As Indiana basketball ramps up its efforts on the 2021 recruiting trail, North Carolina has put its hat in the race for a top talent.
While North Carolina and Indiana basketball spend most of the season in different regions of the country, both programs seem to meet when it comes to the recruiting trail, and once again that storyline pops up.
Whether it be point guards, wings, or forwards, both programs seem to go down to the wire when it comes to certain players, with the Tar Heels coming out on top more often than not.
Headlined by the 2002 recruitment of Sean May and in 2007 with Tyler Zeller, the Tar Heels were able to land both big men despite Indiana’s pressure to secure the in-state five-star bigs. It even took place in 2013 when the Heels snagged another five-star talent in Theo Pinson after he named IU in his final three.
There’s more?

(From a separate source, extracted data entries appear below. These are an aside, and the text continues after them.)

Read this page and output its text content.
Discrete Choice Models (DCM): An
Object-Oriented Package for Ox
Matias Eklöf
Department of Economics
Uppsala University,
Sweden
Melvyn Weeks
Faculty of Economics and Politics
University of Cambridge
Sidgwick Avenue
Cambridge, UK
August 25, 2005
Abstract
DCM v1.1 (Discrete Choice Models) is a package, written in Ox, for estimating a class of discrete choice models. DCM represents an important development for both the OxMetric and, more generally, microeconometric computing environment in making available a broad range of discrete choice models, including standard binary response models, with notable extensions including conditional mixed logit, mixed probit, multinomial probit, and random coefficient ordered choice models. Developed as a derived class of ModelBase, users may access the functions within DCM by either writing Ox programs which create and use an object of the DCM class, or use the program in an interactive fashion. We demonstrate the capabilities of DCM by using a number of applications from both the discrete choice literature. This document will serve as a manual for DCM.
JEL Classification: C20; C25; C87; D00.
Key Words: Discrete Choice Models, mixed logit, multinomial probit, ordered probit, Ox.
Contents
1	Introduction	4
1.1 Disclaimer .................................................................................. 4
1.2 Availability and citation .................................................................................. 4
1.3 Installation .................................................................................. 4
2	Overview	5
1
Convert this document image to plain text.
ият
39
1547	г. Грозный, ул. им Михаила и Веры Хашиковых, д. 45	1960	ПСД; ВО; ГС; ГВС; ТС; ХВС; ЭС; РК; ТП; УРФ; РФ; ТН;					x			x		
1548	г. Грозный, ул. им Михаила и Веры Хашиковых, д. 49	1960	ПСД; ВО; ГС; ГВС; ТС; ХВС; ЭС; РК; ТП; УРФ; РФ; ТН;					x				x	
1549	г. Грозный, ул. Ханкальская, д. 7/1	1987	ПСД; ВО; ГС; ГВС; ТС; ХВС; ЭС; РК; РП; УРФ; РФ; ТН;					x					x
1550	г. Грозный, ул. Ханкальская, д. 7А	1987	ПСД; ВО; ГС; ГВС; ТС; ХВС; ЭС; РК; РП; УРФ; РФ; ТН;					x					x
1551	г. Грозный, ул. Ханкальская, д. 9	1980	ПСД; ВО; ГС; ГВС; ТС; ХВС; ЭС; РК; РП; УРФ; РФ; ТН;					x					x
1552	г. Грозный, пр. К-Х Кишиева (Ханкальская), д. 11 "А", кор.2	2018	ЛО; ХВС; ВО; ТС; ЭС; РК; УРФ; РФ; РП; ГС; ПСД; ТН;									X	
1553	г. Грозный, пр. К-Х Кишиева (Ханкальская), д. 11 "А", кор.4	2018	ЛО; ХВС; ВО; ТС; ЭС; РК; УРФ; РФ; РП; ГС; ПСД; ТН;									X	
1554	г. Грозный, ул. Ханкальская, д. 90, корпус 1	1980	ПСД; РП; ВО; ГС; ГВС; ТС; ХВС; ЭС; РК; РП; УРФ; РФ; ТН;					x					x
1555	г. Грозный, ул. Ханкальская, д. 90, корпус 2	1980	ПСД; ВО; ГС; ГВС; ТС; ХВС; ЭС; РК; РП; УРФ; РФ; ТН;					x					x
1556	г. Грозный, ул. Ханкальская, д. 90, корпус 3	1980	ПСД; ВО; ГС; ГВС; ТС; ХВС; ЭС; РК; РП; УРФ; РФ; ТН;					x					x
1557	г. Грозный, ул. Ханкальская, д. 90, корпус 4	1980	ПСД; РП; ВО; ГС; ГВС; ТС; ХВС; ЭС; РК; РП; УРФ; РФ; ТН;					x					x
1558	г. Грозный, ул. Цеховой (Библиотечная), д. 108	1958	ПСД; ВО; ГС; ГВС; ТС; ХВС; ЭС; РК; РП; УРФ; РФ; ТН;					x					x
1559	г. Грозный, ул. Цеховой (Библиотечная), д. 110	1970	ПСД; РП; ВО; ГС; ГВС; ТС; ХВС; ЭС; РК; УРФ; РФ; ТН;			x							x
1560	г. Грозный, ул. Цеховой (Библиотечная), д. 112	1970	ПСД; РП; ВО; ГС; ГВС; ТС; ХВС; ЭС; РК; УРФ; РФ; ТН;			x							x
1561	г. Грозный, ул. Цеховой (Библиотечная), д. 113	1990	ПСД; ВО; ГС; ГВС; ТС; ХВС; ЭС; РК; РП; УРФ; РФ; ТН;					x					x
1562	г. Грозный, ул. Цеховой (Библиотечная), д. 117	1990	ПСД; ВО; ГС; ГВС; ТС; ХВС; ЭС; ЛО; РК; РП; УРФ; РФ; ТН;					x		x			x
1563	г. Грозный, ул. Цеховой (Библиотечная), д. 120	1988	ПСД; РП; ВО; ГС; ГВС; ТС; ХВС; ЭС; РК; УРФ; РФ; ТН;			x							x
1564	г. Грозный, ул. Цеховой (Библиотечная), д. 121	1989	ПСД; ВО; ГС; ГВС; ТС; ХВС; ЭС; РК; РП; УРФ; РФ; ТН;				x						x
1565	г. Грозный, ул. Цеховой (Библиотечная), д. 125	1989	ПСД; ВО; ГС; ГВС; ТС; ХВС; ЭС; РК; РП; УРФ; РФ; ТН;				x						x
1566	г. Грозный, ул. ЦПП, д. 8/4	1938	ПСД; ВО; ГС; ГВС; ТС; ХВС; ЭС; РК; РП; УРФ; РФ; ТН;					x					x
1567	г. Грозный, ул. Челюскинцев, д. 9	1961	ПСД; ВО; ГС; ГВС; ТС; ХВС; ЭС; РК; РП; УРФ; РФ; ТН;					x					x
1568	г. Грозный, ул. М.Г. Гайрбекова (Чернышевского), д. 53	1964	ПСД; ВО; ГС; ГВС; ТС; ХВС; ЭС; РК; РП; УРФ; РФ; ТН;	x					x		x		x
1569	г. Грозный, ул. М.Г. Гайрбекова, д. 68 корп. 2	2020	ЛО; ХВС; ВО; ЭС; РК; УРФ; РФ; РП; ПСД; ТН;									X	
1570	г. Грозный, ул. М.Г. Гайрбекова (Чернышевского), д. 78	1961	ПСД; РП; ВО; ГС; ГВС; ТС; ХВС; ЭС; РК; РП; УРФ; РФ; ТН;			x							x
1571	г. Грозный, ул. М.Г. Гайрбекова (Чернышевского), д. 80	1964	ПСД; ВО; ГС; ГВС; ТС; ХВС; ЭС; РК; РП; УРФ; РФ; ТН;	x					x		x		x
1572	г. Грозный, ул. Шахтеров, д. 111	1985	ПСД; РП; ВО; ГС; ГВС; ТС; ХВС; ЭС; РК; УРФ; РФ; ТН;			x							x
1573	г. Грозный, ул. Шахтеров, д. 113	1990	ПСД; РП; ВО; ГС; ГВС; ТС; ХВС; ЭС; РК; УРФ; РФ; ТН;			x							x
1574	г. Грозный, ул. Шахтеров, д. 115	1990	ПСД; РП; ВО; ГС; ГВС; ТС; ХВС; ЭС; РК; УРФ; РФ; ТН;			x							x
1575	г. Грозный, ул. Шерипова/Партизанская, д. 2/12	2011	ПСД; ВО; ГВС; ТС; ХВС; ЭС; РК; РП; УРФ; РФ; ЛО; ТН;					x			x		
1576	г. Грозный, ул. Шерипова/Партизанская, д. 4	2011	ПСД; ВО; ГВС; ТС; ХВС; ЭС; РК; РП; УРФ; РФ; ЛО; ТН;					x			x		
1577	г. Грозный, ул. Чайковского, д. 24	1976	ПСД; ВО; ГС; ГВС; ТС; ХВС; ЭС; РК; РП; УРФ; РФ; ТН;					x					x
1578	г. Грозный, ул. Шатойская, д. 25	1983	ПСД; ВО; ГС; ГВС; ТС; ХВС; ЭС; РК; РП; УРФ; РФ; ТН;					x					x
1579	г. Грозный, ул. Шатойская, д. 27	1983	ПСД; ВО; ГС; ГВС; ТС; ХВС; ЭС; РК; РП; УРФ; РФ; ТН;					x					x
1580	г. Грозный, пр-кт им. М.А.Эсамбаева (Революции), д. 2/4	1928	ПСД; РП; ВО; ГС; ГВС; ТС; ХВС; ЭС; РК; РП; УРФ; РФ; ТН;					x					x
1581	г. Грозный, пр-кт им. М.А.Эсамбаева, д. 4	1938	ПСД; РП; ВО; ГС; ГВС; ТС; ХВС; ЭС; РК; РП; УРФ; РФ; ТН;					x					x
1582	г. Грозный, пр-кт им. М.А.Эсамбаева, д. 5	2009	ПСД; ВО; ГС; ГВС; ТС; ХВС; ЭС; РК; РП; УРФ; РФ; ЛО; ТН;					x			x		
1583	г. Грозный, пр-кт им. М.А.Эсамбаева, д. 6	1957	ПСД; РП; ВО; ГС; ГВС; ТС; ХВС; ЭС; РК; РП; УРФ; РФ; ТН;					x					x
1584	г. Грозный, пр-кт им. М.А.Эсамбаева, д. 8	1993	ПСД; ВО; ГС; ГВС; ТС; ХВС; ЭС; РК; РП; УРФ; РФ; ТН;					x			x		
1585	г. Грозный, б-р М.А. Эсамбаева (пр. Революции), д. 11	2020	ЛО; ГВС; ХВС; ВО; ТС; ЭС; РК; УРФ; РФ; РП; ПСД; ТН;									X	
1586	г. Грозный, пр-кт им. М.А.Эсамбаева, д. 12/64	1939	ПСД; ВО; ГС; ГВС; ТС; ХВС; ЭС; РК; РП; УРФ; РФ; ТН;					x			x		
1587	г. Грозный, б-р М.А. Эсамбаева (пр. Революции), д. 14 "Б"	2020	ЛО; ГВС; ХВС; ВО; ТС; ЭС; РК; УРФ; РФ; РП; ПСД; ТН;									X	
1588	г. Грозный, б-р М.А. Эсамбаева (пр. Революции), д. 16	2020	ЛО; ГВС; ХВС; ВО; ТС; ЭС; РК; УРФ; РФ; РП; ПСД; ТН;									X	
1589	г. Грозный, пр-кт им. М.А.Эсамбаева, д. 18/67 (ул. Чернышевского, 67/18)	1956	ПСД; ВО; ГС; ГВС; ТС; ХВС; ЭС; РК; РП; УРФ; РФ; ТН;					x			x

In this most recent recruiting cycle, North Carolina and Roy Williams got commitments from two backcourt members, Anthony Harris and Caleb Love. While Love and Indiana had a strong initial connection, it began to dwindle towards the end of his recruitment, whereas Harris was down to IU and UNC – taking official visits to both after decommitting from Virginia Tech.
Yes, Indiana has had some success going up against the Tar Heels as well, with recruiting wins for Cody Zeller, Troy Williams and Robert Johnson, but Roy Williams seems to have a knack for steering Indiana targets away from Bloomington.
So why does all of that matter? On Tuesday night, Roy Williams was in Fort Wayne to see four-star forward Caleb Furst, a top Indiana 2021 target.
Up until now, there had not been a lot of connections between Furst and UNC, but with Williams’ visit on Tuesday, the Tar Heels seem to be amping up the pressure.
As recently as two weeks ago, Rivals analyst Corey Evans said that Indiana could very well be the team to beat for Furst, although Virginia, Michigan State, and Purdue are all hot on the Hoosiers’ trail.
Furst has a long way to go until making a decision, and because of that North Carolina’s involvement this early could cause trouble for Indiana, and the remaining teams involved.